18 Ağustos 2011 Perşembe

DÖNÜŞÜM


Eşimle kütüphanelerimiz birleştiğinden beri istediğim performansla okuduğumu söyleyemem ama güzel diyebileceğim arşivinden bu akşam elime geçen Kafka’nın Dönüşüm adlı öyküsü oldu. Uzun yaz gecelerinde oldum olası uyuyamadığımdan elimden bırakmadan bitiverdi. Simgesel anlatımıyla oldukça başarılı buldum ama doğrusu öyküyü ilk bitirdiğimde Kafka’nın özenli ve ayrıntılı anlatımından kaynaklanan hafif bir tiksinti ve günümüz sinemasının bizi alıştırdığı tüm gizemin sonunda açıklanmasını bulamadığımdan içimde bir ‘’yani ne oldu şimdi’’ duygusu olduğunu da itiraf etmeden geçemeyeceğim.
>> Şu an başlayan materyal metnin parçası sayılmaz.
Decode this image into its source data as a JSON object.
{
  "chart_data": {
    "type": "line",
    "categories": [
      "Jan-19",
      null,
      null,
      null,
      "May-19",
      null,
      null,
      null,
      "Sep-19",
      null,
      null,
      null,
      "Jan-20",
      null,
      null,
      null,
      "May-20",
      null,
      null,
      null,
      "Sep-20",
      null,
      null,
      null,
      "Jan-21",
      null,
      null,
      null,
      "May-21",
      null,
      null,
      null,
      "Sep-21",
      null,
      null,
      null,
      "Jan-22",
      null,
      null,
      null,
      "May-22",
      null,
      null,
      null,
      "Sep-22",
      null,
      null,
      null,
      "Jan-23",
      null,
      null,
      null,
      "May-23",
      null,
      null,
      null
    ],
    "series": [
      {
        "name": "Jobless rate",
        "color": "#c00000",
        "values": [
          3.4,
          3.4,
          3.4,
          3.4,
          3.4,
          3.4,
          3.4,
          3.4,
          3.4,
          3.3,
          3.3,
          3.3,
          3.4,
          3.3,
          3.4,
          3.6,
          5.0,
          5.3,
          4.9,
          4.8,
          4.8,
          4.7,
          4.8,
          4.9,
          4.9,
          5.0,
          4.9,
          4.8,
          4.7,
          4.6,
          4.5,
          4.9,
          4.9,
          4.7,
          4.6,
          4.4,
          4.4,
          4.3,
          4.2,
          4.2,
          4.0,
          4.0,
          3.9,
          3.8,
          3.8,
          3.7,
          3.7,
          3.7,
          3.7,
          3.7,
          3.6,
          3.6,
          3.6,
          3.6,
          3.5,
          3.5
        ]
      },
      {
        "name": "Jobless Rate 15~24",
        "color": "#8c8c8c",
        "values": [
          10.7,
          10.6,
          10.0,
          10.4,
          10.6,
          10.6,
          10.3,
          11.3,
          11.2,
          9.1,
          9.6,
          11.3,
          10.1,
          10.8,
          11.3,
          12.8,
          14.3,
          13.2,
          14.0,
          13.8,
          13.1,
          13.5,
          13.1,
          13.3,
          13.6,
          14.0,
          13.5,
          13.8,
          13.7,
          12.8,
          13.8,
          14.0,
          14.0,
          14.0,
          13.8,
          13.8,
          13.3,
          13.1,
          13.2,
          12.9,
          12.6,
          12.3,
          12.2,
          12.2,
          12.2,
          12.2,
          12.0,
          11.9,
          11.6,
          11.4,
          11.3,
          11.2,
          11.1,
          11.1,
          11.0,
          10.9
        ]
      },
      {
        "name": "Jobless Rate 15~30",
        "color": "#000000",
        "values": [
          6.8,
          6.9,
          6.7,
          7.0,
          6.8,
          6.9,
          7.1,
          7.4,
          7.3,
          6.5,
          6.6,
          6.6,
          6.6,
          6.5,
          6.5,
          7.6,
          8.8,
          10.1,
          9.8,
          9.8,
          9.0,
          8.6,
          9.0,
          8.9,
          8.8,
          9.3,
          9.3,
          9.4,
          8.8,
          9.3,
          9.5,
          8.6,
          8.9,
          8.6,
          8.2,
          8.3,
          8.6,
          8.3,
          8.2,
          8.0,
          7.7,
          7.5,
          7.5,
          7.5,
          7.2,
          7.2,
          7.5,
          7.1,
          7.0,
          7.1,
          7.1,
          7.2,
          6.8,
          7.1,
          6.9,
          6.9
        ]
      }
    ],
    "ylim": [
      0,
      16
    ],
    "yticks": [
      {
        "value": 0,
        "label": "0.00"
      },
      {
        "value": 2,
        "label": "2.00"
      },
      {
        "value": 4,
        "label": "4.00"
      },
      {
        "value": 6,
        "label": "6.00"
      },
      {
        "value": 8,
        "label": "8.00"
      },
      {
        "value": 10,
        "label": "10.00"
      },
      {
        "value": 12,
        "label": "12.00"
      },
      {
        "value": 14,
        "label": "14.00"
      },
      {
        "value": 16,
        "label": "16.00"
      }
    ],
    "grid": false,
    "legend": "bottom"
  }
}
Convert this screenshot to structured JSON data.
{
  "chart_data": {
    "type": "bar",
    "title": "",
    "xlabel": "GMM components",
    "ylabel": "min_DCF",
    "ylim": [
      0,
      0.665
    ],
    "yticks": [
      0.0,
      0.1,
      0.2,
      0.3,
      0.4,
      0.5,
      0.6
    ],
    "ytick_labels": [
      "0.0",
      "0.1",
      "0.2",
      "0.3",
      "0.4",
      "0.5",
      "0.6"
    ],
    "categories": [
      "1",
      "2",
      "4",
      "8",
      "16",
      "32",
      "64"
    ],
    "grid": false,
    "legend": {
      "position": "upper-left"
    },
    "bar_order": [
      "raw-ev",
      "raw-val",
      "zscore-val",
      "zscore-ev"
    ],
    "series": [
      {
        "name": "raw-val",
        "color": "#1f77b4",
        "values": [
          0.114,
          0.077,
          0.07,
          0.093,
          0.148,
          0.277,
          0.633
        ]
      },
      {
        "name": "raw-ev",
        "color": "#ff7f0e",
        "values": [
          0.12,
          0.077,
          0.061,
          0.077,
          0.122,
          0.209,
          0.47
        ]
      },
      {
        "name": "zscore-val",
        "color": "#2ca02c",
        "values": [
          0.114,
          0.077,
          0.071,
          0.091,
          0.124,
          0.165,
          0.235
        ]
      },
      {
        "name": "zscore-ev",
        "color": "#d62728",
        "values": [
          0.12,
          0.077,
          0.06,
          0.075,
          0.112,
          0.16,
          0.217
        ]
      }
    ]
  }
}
Ancak sonra fark ettim ki olay aslında ne olduğundan ziyade daha çok karakterlerin kişilik yapılarının bir incelemesiydi. Herkes ayrı ayrı -buna ana karakterimiz Gregor Samsa’da dahil- bu ‘sorun’a yaklaşımları açısından ustaca bir şekilde değerlendirilmişlerdi. İnsanın bu dünyadaki yalnızlığı güzel bir üslupla ve oldukça kısa ve öz şekilde anlatılmaktaydı. Kişi ne kadar kendi varlığını anlamlandırmak için kendisini ailesi, işi, çocukları veya dünyada olan başka herhangi bir şeye bağlamış olursa olsun hepsi gelip geçiciydi. İçinde bulunduğumuz koşullar o kadar eğilip bükülebilir idiler ki en sevgili, en gurur duyulan, en ayrılmaz kişiler bile zamanla terk edilebilirdi. Ya da şöyle söylemek gerekirse en sevgili, en gurur duyulan, en ayrılmaz özelliklerimiz bile biraz konfor için göz bile kırpmadan feda edilebilirdi. Bence Kafka herkesin kendi görüşlerine göre anlamlandırabilmesi için öykünün iki ucunu da açık bırakmış ve okuyucuyu yönlendirici bir sondan kaçınmıştı.
Sözün özü okuduğum için memnun olduğumdur. Benim aynı yazarın romanlarını üst üste okuma ve yazarın kendi kişiliğine dair kendimce saptamalar yapmaya çalışma gibi bir huyum da olduğundan başka romanını yakın zamanda elime geçirirsem okumaya çalışacağım.